Below is an example of a continued pre-training run for a MrT5 model on the span corruption task with a target
deletion rate of 40\%. You can set the PI-controller training arguments as follows:

```
python3 train.py span_corruption_multilingual \
  --warmup_steps 0 \
  --logging_steps 10 \
  --eval_steps 50 \
  --effective_batch_size 1024 \
  --per_device_train_batch_size 8 \
  --run_name mrt5_span_corruption_40% \
  --random_seed 28 \
  --max_steps 5000 \
  --use_softmax1 \
  --model_type MrT5 \
  --target_deletion_rate 0.4 \
  --controller_p 0.5 \
  --controller_i 0.00005
```

This is equivalent to $\delta = 0.4$, $k_p = 0.5$, and $k_i = 1\text{e-}5$ as described in Section 3.2 of the paper.

### Training from Scratch

By default, our script runs *fine-tuning* on top of a pre-trained ByT5
model (which corresponds to *continued pre-training* when training on the
span corruption task, as described above). However, we also support training a model from scratch with custom architecture configurations. This is how we trained models from scratch for the diagnostic task experiments.

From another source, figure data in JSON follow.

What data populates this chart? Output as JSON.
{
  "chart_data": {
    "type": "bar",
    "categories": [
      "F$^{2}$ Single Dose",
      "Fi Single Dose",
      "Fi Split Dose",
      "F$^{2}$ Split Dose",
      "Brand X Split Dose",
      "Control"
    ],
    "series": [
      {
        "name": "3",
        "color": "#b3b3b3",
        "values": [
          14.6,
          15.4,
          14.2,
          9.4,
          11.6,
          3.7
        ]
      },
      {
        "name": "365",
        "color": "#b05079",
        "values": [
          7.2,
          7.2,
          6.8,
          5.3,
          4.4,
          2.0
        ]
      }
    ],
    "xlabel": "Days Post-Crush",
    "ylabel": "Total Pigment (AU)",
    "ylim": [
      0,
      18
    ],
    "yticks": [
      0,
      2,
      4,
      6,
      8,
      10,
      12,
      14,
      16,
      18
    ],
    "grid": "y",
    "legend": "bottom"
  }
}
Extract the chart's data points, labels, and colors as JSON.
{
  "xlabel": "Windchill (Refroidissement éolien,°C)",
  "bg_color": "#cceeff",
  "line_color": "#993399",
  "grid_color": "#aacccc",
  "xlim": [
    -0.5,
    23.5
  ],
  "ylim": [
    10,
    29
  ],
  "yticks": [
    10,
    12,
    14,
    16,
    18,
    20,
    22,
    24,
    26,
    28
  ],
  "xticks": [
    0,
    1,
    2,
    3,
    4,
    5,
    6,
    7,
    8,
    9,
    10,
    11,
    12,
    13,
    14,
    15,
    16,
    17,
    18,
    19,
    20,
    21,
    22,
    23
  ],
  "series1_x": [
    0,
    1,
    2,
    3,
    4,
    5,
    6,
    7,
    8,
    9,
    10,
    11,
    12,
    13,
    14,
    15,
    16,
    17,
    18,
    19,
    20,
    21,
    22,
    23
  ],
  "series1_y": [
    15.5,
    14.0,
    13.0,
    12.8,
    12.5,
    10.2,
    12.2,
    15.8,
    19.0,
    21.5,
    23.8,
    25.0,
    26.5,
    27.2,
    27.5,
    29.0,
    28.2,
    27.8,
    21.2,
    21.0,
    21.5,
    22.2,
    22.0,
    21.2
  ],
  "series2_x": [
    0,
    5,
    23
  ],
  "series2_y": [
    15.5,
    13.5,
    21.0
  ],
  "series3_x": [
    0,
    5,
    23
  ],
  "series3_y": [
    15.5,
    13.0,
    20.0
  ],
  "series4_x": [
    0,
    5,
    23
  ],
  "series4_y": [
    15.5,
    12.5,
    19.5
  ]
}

Below is an example command to train a tiny T5 model with 3 encoder layers, 3 decoder layers, $d_{\text{ff}} = 1024$, and $d_{\text{model}} = 512$ from scratch on the vowel removal diagnostic task:

```
python3 train.py vowel_removal \
  --random_seed 59 \
  --run_name t5_vowel_removal \
  --train_from_scratch \
  --max_steps 30000 \
  --effective_batch_size 128 \
  --per_device_train_batch_size 32 \
  --per_device_eval_batch_size 32 \
  --use_softmax1 \
  --d_ff 1024 \
  --d_model 512 \
  --num_encoder_layers 3 \
  --num_decoder_layers 3 \
  --num_heads 4
```

When training MrT5 from scratch, we encourage enabling an additional *attention score regularizer* to prevent attention scores from inflating, as described in Appendix D. This can be set using the `scores_loss_coeff` parameter, referred to as $\beta$ in the paper. A value of $\beta=0.5$ worked well in practice.